Plug-in hybrid electric vehicles (PHEVs) have driven the bulk of that growth compared to a far smaller number of pure battery electric vehicles (BEVs), the report finds.

But infrastructure is struggling to keep up, growing at half the rate of electric vehicle stock.

The deployment of charge points to date has been strongest across Greater London (22%), Scotland (15%) and the South East (14%), accounting for more than half of all UK EV points.

Generally, a supportive regulatory environment and growth in demand for charging infrastructure has attracted many companies into the space. PwC’s experts have identified at least 60 charge point operators (CPOs) or hardware players in the UK, ranging from electrical conglomerates through to data-focused start-ups.

However, with demand likely to pick up as the deadline for phasing out diesel and electric vehicles draws closer, CPOs - especially those looking to capitalise on the home charging sector - will have to balance providing more charging points against the installation costs.

Adrian Del Maestro, director of research at PwC Strategy, said: “Home charging will be a relatively easy segment for charge point operators to develop as EV demand grows. According to our research, the majority of homeowners (78%) have access to off-street parking, so charging at home is straightforward.
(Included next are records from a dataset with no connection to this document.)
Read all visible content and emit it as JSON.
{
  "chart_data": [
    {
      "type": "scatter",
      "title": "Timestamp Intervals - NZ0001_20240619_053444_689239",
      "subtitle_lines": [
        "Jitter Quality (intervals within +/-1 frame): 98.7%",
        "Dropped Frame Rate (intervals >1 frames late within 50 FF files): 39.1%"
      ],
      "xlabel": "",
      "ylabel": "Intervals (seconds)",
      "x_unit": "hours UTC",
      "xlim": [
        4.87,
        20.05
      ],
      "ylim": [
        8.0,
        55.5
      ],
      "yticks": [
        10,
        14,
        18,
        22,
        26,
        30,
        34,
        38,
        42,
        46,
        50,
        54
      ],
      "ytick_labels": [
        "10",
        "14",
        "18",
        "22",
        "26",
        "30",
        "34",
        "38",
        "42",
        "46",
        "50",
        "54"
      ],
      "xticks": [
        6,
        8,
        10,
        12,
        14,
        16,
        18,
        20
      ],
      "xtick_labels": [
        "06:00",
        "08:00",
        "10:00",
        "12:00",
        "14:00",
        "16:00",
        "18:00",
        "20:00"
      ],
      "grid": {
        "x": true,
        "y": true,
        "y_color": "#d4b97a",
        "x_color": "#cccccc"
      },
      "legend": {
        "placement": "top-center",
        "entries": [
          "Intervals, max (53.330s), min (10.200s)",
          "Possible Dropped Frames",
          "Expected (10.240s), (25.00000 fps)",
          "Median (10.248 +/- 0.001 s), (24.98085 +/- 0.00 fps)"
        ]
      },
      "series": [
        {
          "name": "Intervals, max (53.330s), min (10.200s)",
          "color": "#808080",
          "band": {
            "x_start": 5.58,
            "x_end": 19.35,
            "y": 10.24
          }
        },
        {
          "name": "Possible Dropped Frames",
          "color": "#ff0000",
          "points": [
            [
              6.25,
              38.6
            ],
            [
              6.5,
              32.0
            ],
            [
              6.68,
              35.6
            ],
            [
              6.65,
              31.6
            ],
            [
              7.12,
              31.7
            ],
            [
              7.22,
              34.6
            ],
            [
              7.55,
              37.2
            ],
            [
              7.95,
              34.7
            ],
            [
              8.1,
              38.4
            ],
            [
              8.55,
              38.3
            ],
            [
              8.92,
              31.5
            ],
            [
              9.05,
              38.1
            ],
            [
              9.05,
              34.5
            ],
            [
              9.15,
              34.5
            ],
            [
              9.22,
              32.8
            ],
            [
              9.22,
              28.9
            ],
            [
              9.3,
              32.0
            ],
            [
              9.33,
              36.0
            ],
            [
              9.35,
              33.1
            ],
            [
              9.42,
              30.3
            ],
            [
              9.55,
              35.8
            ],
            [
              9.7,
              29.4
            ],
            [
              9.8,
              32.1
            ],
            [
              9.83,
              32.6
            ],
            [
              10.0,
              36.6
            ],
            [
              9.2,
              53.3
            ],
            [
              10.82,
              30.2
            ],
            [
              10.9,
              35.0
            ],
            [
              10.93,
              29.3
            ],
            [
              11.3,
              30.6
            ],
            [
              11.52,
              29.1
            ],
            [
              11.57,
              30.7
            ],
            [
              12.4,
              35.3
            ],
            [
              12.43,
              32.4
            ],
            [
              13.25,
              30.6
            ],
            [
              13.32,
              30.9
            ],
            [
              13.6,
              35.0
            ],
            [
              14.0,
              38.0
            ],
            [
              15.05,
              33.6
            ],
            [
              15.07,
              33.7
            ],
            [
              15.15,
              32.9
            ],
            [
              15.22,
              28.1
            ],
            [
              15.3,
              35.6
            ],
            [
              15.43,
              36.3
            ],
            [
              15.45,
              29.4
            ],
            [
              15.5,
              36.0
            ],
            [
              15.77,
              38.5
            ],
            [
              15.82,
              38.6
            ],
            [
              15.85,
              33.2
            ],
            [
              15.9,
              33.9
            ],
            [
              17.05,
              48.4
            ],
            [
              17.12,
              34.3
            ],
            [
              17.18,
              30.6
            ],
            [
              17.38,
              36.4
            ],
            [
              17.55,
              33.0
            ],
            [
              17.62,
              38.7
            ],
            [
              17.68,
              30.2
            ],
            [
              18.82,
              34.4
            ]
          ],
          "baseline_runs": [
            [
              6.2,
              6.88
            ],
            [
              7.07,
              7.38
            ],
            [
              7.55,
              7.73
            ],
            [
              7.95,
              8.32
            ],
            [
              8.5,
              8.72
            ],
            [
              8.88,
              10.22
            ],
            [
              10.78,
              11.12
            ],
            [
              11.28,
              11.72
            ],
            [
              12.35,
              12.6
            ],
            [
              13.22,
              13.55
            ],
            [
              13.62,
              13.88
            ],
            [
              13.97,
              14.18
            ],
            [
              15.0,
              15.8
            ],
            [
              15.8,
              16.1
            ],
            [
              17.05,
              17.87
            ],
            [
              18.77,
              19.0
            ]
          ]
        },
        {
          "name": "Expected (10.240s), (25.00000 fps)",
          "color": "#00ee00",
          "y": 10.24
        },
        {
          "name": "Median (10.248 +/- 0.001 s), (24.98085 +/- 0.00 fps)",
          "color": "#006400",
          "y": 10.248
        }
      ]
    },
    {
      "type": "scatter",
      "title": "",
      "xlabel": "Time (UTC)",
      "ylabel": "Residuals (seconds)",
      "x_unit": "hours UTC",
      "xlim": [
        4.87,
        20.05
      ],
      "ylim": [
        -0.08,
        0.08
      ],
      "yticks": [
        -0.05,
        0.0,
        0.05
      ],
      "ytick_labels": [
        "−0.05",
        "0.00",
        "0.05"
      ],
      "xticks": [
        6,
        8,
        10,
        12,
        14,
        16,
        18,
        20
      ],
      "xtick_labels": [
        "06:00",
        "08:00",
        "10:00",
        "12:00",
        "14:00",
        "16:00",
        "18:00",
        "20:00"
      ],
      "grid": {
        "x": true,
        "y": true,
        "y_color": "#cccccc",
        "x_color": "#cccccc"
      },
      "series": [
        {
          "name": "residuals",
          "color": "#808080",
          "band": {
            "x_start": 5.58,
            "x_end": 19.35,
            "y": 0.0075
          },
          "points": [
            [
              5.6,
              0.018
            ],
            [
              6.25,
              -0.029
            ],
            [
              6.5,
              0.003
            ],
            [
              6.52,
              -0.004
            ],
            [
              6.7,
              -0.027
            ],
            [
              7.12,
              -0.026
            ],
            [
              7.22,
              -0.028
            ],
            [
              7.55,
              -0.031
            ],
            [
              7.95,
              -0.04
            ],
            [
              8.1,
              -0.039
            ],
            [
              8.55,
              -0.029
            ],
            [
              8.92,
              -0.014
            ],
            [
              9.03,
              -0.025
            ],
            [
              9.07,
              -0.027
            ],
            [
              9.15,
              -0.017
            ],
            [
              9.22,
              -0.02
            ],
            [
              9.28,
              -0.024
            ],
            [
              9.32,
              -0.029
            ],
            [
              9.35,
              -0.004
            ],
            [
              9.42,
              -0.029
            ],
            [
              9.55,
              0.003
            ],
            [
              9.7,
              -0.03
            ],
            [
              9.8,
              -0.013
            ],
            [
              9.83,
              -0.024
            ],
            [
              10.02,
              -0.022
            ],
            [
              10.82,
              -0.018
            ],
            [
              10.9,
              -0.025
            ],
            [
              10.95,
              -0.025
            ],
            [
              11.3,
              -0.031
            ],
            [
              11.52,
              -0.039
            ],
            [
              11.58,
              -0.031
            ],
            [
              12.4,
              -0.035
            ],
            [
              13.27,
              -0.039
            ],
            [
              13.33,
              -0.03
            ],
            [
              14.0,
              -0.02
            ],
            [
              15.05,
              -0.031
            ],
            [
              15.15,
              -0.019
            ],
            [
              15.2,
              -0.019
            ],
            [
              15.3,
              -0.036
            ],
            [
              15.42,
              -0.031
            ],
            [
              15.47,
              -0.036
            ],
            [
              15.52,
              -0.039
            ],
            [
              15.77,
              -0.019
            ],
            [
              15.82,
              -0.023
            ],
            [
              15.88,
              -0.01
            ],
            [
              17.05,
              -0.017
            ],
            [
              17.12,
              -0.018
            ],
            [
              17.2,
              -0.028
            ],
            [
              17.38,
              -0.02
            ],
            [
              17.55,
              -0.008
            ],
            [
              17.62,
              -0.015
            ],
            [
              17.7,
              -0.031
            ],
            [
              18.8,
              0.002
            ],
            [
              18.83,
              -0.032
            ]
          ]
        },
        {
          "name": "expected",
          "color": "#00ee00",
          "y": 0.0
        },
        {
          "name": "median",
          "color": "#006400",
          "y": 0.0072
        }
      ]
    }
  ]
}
Moreover, investment costs and regulatory complexity are relatively low, compared to rapid charging – but there is still a long way to go.

“There is still a sizeable proportion of people without access to home charging, so alternative models, from rapid to street lamp charging solutions will need to evolve to meet this demand if the UK is to realise its ambitions as a leader in low carbon transport.

“Currently it costs about £1000 to install a 7 kilowatt slow home charger socket, whereas a 50kW rapid charger is likely to cost upwards of £30,000 a connector."

PwC predicts that home charging will become ‘increasingly more convenient’, while destination charging will become more reliant on the level of footfall it can generate at locations such as supermarkets and leisure centres.

“While the economics of rapid charging are very different to other charging solutions such as home, it does offer consumers the potential to power up their vehicles very quickly and in a way that is similar to filling up traditional internal combustion engines (ICE) vehicles.

“Destination charging is gaining popularity, but in the longer term, figuring out the destinations of the future as shifts in leisure and shopping habits continue will be key to sustaining this segment. As for workplace charging there are clearly opportunities for scaling up and usage especially in terms of car fleets,” added Del Maestro.